Welche 3 Dinge sollte man vor allem im Herbst und Winter beachten, um die Stimmung zu heben?
Dr. Hanne Horvath: "Der Herbst hat viele unliebsame Seiten, die wir uns auch nicht schönreden müssen. Aber er bietet auch Zeit und Raum für Dinge, die der Sommer nicht bieten kann. Als Erstes hilft es, sich zu fragen, welche guten Seiten der Herbst für uns bereithält? Das Geräusch der Regentropfen am Fenster? Vielleicht ist es endlich Zeit für Käsefondue, ein warmes Bad oder einen Kinobesuch? Dasselbe gilt auch für sportliche Aktivitäten, was mich zu meinem zweiten Tipp führt: Körperliche Aktivität wirkt sich erwiesenermaßen positiv auf unsere Stimmung aus. Radfahren auf rutschigem Laub macht vielleicht keinen Spaß, aber es gibt viele andere Aktivitäten, die im Herbst Freude bereiten können.

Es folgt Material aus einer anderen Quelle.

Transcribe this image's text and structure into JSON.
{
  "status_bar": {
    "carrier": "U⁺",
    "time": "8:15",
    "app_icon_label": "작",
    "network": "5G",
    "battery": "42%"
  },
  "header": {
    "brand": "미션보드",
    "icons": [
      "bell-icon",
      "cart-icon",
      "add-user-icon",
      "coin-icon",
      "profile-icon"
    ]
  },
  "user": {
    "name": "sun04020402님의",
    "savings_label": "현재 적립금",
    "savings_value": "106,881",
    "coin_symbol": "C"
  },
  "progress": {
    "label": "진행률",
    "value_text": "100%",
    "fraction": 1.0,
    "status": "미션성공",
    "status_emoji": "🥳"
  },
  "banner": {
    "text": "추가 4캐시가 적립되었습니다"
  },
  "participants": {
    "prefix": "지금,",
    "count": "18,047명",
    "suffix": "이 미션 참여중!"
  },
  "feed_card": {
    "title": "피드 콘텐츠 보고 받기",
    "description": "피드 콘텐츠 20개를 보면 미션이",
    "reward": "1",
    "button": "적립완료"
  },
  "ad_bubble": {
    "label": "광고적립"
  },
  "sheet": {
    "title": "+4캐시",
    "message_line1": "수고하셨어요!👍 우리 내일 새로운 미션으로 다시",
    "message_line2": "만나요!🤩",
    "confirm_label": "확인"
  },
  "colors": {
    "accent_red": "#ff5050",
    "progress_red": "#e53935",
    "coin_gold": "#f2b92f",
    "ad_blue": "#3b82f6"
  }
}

Und nicht vergessen: Nicht nur die eigene Stimmung kann im Herbst getrübt sein, auch Freund:innen kann es ähnlich gehen. Soziale Kontakte sind jedoch wichtig für gute Laune. Die Devise lautet deshalb: Verabredet euch. Gemeinsam Kaffee trinken, kochen oder ein Spieleabend, solche Treffen mit lieben Menschen tun vor allem in den dunklen Jahreszeiten gut."